Radioluminescence (RL) behaviour of erbium-doped yttria nanoparticles (Y₂O₃:Er³⁺ NPs) which were produced by sol-gel method was reported for future scintillator applications. NPs with dopant rates of 1at%, 5at%, 10at% and 20at% Er were produced and calcined at 800°C, and effect of increased calcination temperature (1100°C) on the RL behaviour was also reported. X-ray diffraction (XRD) results showed that all phosphors had the cubic Y₂O₃ bixbyite-type structure. The lattice parameters, crystallite sizes (CS), and lattice strain values were calculated by Cohen-Wagner (C-W) and Williamson-Hall (W-H) methods, respectively. Additionally, the optimum solubility value of the Er³⁺ dopant ion in the Y₂O₃ host lattice was calculated to be approximately 4at% according to Vegard’s law, which was experimentally obtained from the 5at% Er³⁺ ion containing solution. Both peak shifts in XRD patterns and X-ray photoelectron spectroscopy (XPS) analyses confirmed that Er³⁺ dopant ions were successfully incorporated into the Y₂O₃ host structure. High-resolution transmission electron microscopy (HRTEM) results verified the average CS values and agglomerated NPs morphologies were revealed. Scanning electron microscopy (SEM) results showed the neck formation between the particles due to increased calcination temperature. As a result of the RL measurements under a Cu K_α X-ray radiation (wavelength, λ = 0.154 nm) source with 50 kV and 10 mA beam current, it was determined that the highest RL emission belonged to 5at% Er doped sample. In the RL emission spectrum, the emission peaks were observed in the wavelength ranges of 510–575 nm (²H_11/2, ⁴S_3/2-⁴I_15/2; green emission) and 645–690 nm (⁴F_9/2-⁴I_15/2; red emission). The emission peaks at 581, 583, 587, 593, 601, 611 and 632 nm wavelengths were also detected. It was found that both dopant rate and calcination temperature affected the RL emission intensity. The color shifted from red to green with increasing calcination temperature which was attributed to the increased crystallinity and reduced crystal defects.

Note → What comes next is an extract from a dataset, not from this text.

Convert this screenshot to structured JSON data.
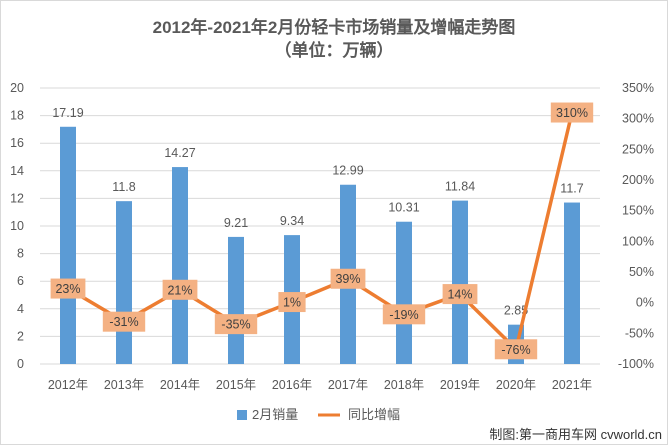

据报道，通过溶胶-凝胶法制备的掺-氧化钇纳米颗粒（Y ₂ O ₃：Er ³⁺ NPs）的放射发光（RL）行为可用于未来的闪烁体应用。产生了掺杂率为1at％，5at％，10at％和20at％Er的NP，并在800°C下煅烧，并且还报道了煅烧温度（1100°C）升高对RL行为的影响。X射线衍射（XRD）结果表明，所有荧光粉均具有立方Y ₂ O _3的方铁矿型结构。分别通过Cohen-Wagner（CW）和Williamson-Hall（WH）方法计算晶格参数，微晶尺寸（CS）和晶格应变值。另外，Er ³⁺的最佳溶解度值根据Vegard定律，Y ₂ O ₃主晶格中的掺杂离子约为4at％，这是从含5at％Er ³⁺离子的溶液中通过实验获得的。XRD图谱的峰位移和X射线光电子能谱（XPS）分析都证实Er ³⁺掺杂离子已成功地掺入Y ₂ O ₃主体结构中。高分辨率透射电子显微镜（HRTEM）结果验证了平均CS值和凝聚的NPs形态被揭示。扫描电子显微镜（SEM）结果表明，由于煅烧温度升高，在颗粒之间形成了颈状结构。作为在Cu K下的RL测量的结果_α的X射线辐射（波长λ = 0.154纳米）源50千伏及10毫安束电流，它被确定最高RL发射属于5原子％掺铒样品。在RL发射光谱中，在510-575 nm（² H ₁₁ / ^2，4 S ₃ / ^2-4 I _15/2 ;绿色发射）和645-690 nm（⁴ F ₉ / ^2-4我_15/2; 红色发射）。还检测到在581、583、587、593、601、611和632 nm波长处的发射峰。发现掺杂速率和煅烧温度均影响RL发射强度。随着煅烧温度的升高，颜色从红色变为绿色，这归因于结晶度的增加和晶体缺陷的减少。